The 40-acre terminal in Los Angeles is used for break bulk and project cargo, and the new initiative will outfit it with electric-powered cargo handling equipment, including four yard tractors, two 21-ton forklifts, two drayage trucks and a top handler, plus charging equipment. A 1-megawatt rooftop solar power and battery storage system will be installed for site-generated electrical power. The site will also deploy the ShoreCat system for capturing exhaust pollutants while ships are berthed – an alternative to shore power approved by the California Air Resources Board (CARB).
Pasha and the Port of Los Angeles say that these upgrades will cut more than 3,000 tons of CO2 emissions and 30 tons of other pollutants from the terminal's operations – the equivalent of removing 14,000 cars from the road.
Implementation will be funded by $11 million from Pasha and $14 million from CARB's California Climate Investments grant program, which reinvests proceeds from California's greenhouse gas cap-and-trade auction system.

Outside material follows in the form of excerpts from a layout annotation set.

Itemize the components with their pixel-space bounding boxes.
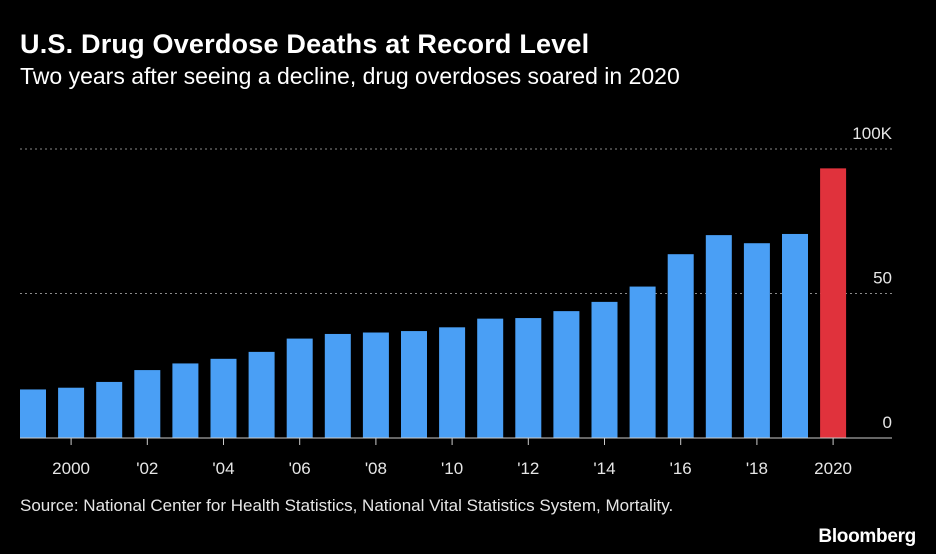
- bar-2009: [401, 331, 427, 438]
- chart-subtitle: Two years after seeing a decline, drug o…: [20, 63, 680, 89]
- bars: [20, 168, 847, 438]
- bar-2001: [96, 381, 123, 438]
- x-tick-label: '08: [365, 459, 387, 478]
- bloomberg-logo: Bloomberg: [818, 526, 916, 547]
- bar-2005: [248, 351, 275, 438]
- bar-2013: [553, 311, 580, 438]
- bar-2010: [439, 327, 466, 438]
- x-tick-label: '02: [136, 459, 158, 478]
- bar-1999: [20, 389, 46, 438]
- x-tick-label: '04: [212, 459, 234, 478]
- bar-2019: [782, 233, 808, 438]
- bar-2014: [591, 301, 618, 438]
- source-note: Source: National Center for Health Stati…: [20, 496, 674, 515]
- bar-2017: [705, 235, 732, 438]
- x-tick-label: '18: [746, 459, 768, 478]
- bar-2020: [820, 168, 847, 438]
- x-tick-label: '14: [593, 459, 615, 478]
- y-tick-label: 100K: [852, 124, 892, 143]
- bar-2012: [515, 318, 542, 438]
- x-tick-label: 2020: [814, 459, 852, 478]
- x-tick-label: '10: [441, 459, 463, 478]
- bar-2008: [362, 332, 389, 438]
- bar-2002: [134, 370, 161, 438]
- y-tick-label: 0: [883, 413, 892, 432]
- bar-2007: [324, 333, 351, 438]
- x-tick-label: '06: [289, 459, 311, 478]
- x-tick-label: '16: [670, 459, 692, 478]
- x-tick-label: 2000: [52, 459, 90, 478]
- chart-title: U.S. Drug Overdose Deaths at Record Leve…: [20, 29, 590, 59]
- bar-chart: 2000 '02 '04 '06 '08 '10 '12 '14 '16 '18 2020 0 50 1…: [20, 124, 893, 478]
- bar-2011: [477, 318, 504, 438]
- bar-2016: [667, 254, 694, 438]
- bar-2006: [286, 338, 313, 438]
- bar-2018: [743, 243, 770, 438]
- x-axis: 2000 '02 '04 '06 '08 '10 '12 '14 '16 '18 2020: [20, 437, 892, 478]
- bar-2015: [629, 286, 656, 438]
- bar-2003: [172, 363, 199, 438]
- y-axis: 0 50 100K: [852, 124, 892, 432]
- x-tick-label: '12: [517, 459, 539, 478]
- y-tick-label: 50: [873, 269, 892, 288]
- bar-2000: [58, 387, 85, 438]
- bar-2004: [210, 358, 237, 438]
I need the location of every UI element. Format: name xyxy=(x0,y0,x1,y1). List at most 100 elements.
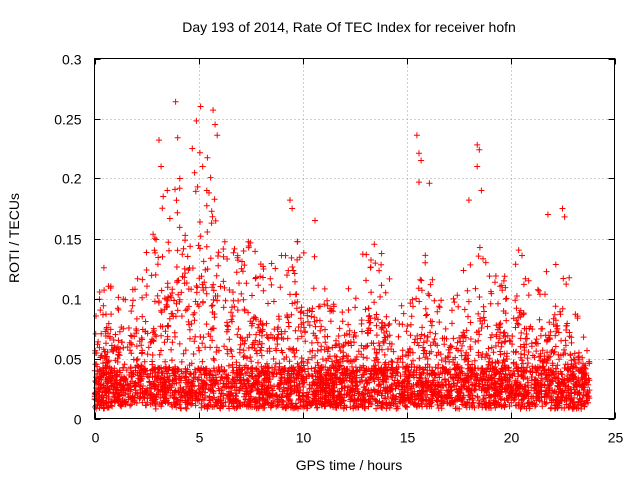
data-point xyxy=(305,356,312,363)
data-point xyxy=(474,163,481,170)
data-point xyxy=(553,389,560,396)
data-point xyxy=(501,273,508,280)
data-point xyxy=(352,304,359,311)
data-point xyxy=(291,270,298,277)
data-point xyxy=(233,359,240,366)
data-point xyxy=(559,205,566,212)
data-point xyxy=(230,297,237,304)
data-point xyxy=(409,390,416,397)
data-point xyxy=(487,288,494,295)
data-point xyxy=(543,268,550,275)
data-point xyxy=(467,373,474,380)
data-point xyxy=(381,329,387,336)
data-point xyxy=(292,327,299,334)
data-point xyxy=(219,403,226,410)
data-point xyxy=(518,357,525,364)
data-point xyxy=(187,335,193,342)
data-point xyxy=(492,343,499,349)
data-point xyxy=(171,329,178,336)
data-point xyxy=(226,287,233,293)
data-point xyxy=(361,371,368,378)
data-point xyxy=(296,254,303,261)
data-point xyxy=(400,310,407,317)
data-point xyxy=(515,321,522,328)
data-point xyxy=(426,180,433,187)
data-point xyxy=(176,340,183,347)
data-point xyxy=(106,357,112,364)
data-point xyxy=(375,340,382,346)
data-point xyxy=(210,107,217,114)
data-point xyxy=(363,251,370,258)
data-point xyxy=(294,385,301,392)
data-point xyxy=(176,175,183,182)
data-point xyxy=(431,336,438,343)
data-point xyxy=(525,349,532,355)
data-point xyxy=(554,393,561,400)
data-point xyxy=(446,358,453,365)
data-point xyxy=(449,320,455,327)
data-point xyxy=(467,343,474,350)
data-point xyxy=(221,284,228,291)
data-point xyxy=(251,404,258,410)
data-point xyxy=(586,358,593,365)
data-point xyxy=(166,215,173,222)
data-point xyxy=(171,395,178,401)
data-point xyxy=(183,405,190,412)
data-point xyxy=(488,344,495,351)
data-point xyxy=(252,248,259,255)
data-point xyxy=(410,372,416,379)
data-point xyxy=(325,355,332,362)
data-point xyxy=(330,308,337,315)
data-point xyxy=(256,321,262,328)
data-point xyxy=(229,353,236,360)
data-point xyxy=(236,346,243,353)
data-point xyxy=(300,319,307,326)
data-point xyxy=(551,311,558,318)
data-point xyxy=(529,326,536,333)
data-point xyxy=(312,364,319,371)
data-point xyxy=(195,242,202,249)
data-point xyxy=(549,347,556,354)
data-point xyxy=(258,352,265,359)
data-point xyxy=(559,305,566,312)
data-point xyxy=(119,386,126,393)
data-point xyxy=(495,339,502,346)
x-tick-label: 20 xyxy=(504,430,520,446)
data-point xyxy=(580,392,587,399)
data-point xyxy=(550,349,557,356)
data-point xyxy=(224,346,231,353)
data-point xyxy=(158,163,165,170)
data-point xyxy=(200,284,206,291)
data-point xyxy=(327,318,334,325)
data-point xyxy=(399,347,406,354)
data-point xyxy=(315,391,322,398)
data-point xyxy=(409,349,416,356)
data-point xyxy=(517,335,524,342)
data-point xyxy=(431,297,438,304)
data-point xyxy=(173,197,180,204)
data-point xyxy=(438,384,444,391)
data-point xyxy=(386,320,393,327)
data-point xyxy=(213,272,220,279)
data-point xyxy=(541,381,548,388)
data-point xyxy=(224,350,231,357)
data-point xyxy=(340,353,347,360)
data-point xyxy=(388,358,395,365)
data-point xyxy=(345,383,352,390)
data-point xyxy=(450,335,457,342)
data-point xyxy=(223,328,230,335)
data-point xyxy=(203,202,210,209)
data-point xyxy=(260,287,267,294)
data-point xyxy=(260,274,266,281)
data-point xyxy=(92,330,99,337)
data-point xyxy=(212,217,219,224)
data-point xyxy=(418,277,425,284)
data-point xyxy=(293,305,300,312)
data-point xyxy=(479,370,486,377)
data-point xyxy=(178,313,185,320)
data-point xyxy=(120,365,126,371)
data-point xyxy=(484,323,491,330)
data-point xyxy=(241,262,248,269)
data-point xyxy=(474,393,481,400)
data-point xyxy=(151,247,158,254)
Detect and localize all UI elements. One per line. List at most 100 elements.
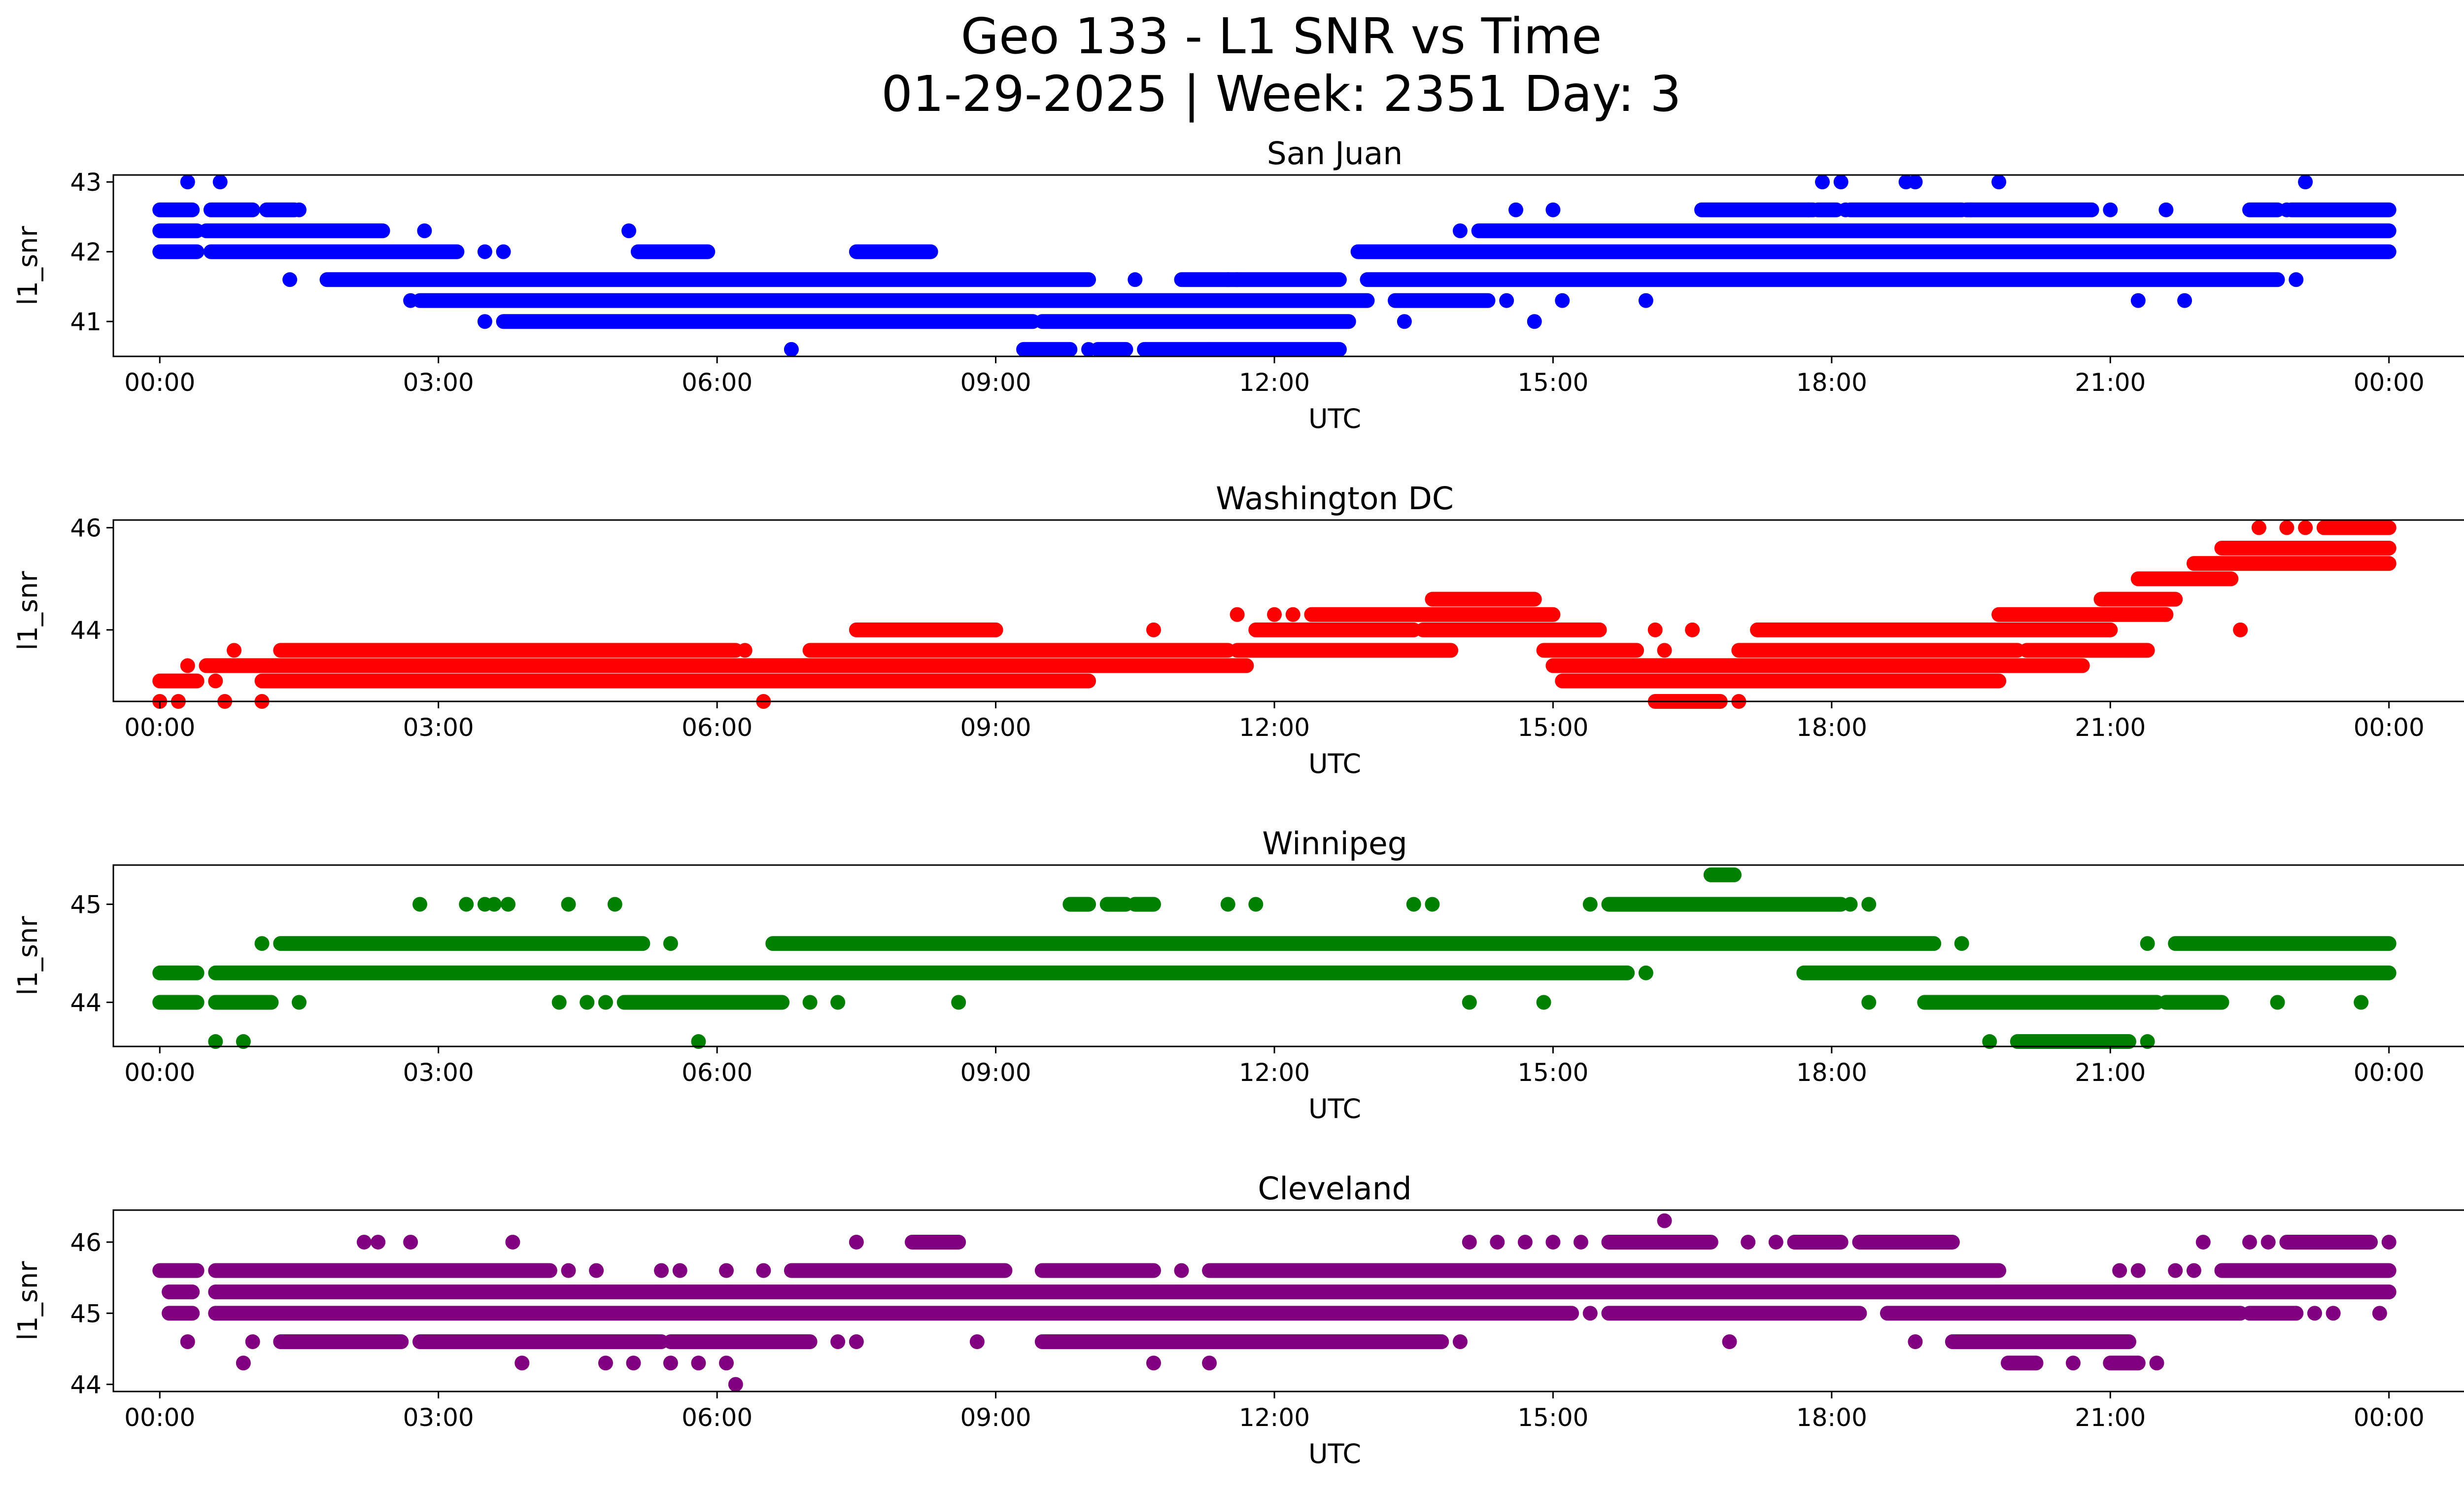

Work on the solar power system is expected to begin in June.
“It is exciting to see a project with so many emerging zero or near-zero emission solutions for handling and moving freight,” said CARB Chair Mary D. Nichols. “These innovative clean technologies will help clean the air in port-adjacent and disadvantaged communities, and are at the heart of California’s comprehensive effort to meet regional air quality and statewide climate goals.”